当官方解释缺席,结果本身就容易被当成答案。一次未经证实的经验,经过社交平台和粉圈内部传播,很快就可能变成下一次行动的参考。公司留下的信息空白,最终由粉丝自己的解释填补。
这也是徐州事件中值得关注的一环。在经历了多段喊话无果、公司冷处理之后,粉丝只能不断寻找外部的其他手段达成目的。平台投诉、集中举报,最终连政务服务热线都进入了粉圈的行动范围。原本围绕一场商业演出和成员关系产生的争执,就这样一步步离开经纪公司的内部沟通体系转向公共渠道。

图源:图虫·创意
2021年5月,国家网信办在谈及网站平台的治理责任时,提出“谁经营谁管理,谁受益谁负责”的原则。同年8月,《关于进一步加强“饭圈”乱象治理的通知》进一步明确,经纪公司应承担粉丝引导责任,并负责授权粉丝团、后援会账号的日常维护和监督。

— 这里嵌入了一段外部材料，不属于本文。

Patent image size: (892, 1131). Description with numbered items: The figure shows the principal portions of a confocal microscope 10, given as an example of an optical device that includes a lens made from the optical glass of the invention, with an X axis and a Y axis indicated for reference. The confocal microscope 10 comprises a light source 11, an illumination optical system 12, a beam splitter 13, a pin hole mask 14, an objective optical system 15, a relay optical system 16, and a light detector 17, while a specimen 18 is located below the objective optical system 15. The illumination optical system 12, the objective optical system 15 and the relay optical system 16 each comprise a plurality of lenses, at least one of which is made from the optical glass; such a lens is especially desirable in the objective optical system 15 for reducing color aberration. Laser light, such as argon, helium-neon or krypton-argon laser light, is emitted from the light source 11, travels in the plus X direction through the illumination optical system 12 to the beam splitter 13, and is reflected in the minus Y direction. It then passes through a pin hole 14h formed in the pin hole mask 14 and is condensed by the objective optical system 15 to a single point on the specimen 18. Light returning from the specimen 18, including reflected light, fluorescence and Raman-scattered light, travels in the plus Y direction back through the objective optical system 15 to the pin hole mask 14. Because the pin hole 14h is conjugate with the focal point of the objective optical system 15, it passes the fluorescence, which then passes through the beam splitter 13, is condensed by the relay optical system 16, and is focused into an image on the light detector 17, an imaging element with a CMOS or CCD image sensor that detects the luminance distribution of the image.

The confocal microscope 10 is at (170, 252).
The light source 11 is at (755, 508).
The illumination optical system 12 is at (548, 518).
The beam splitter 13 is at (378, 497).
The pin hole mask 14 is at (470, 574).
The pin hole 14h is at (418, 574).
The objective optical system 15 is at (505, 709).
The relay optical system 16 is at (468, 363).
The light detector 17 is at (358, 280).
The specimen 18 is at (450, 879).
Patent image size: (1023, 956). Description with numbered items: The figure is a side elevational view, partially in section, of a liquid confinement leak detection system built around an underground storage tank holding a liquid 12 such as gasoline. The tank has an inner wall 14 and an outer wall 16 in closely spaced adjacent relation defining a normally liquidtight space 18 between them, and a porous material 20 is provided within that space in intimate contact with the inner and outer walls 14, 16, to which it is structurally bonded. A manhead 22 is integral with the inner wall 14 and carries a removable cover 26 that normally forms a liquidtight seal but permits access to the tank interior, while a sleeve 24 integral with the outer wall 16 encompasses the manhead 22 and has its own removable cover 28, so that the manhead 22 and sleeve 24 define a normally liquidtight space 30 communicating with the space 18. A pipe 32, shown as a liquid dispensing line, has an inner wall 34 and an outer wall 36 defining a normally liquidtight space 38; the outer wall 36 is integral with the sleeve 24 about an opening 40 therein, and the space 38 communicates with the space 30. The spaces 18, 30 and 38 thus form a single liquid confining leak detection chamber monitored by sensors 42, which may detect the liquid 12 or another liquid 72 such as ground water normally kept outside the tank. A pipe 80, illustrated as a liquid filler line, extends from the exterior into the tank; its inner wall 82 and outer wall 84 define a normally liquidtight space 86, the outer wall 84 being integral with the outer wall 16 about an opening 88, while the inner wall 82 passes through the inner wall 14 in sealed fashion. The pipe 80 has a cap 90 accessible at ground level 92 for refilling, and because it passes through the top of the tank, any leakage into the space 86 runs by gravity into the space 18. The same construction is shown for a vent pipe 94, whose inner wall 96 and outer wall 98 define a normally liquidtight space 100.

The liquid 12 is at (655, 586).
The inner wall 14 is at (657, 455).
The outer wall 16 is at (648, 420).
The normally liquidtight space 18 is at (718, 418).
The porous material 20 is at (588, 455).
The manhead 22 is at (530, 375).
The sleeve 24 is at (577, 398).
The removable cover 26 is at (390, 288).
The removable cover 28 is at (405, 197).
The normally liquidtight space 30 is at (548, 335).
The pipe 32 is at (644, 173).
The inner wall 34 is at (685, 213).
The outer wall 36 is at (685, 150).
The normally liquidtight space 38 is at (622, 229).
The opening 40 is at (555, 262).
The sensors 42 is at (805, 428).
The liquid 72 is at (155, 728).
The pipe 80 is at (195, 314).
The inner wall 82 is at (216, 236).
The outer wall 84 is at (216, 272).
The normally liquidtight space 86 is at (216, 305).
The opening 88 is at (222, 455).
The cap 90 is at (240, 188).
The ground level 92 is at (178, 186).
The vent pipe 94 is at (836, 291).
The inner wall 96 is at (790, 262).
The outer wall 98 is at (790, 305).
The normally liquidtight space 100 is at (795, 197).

放到徐州事件里,这些要求依然有现实意义。经纪公司长期经营艺人和粉丝关系,也最清楚舞台如何安排、资源如何分配,更掌握着回应和解释这些问题的信息优势。粉丝的情绪并非空穴来风,他们长期投注大量精力、时间与金钱在偶像练成的事业里,无形中被许诺了虚妄的意见话语权,也自然会抱持一种责任制心态,对待每一场演出。
偶像生意享受了粉丝投入带来的销量、流量和声量,就应该为由此形成的粉丝关系留下足够有效的沟通和治理空间。热情带来的黏性,本来就是这门生意最重要的资产之一。但与此同时,与这份热情同时生长的竞争,也需要留在商业体系里得到处理。
当沟通长期缺位,冲突并不会消失,只会寻找新的出口。商业收益留在产业内部,冲突的处理成本也不能层层转移,最终交由政府和普通公众兜底。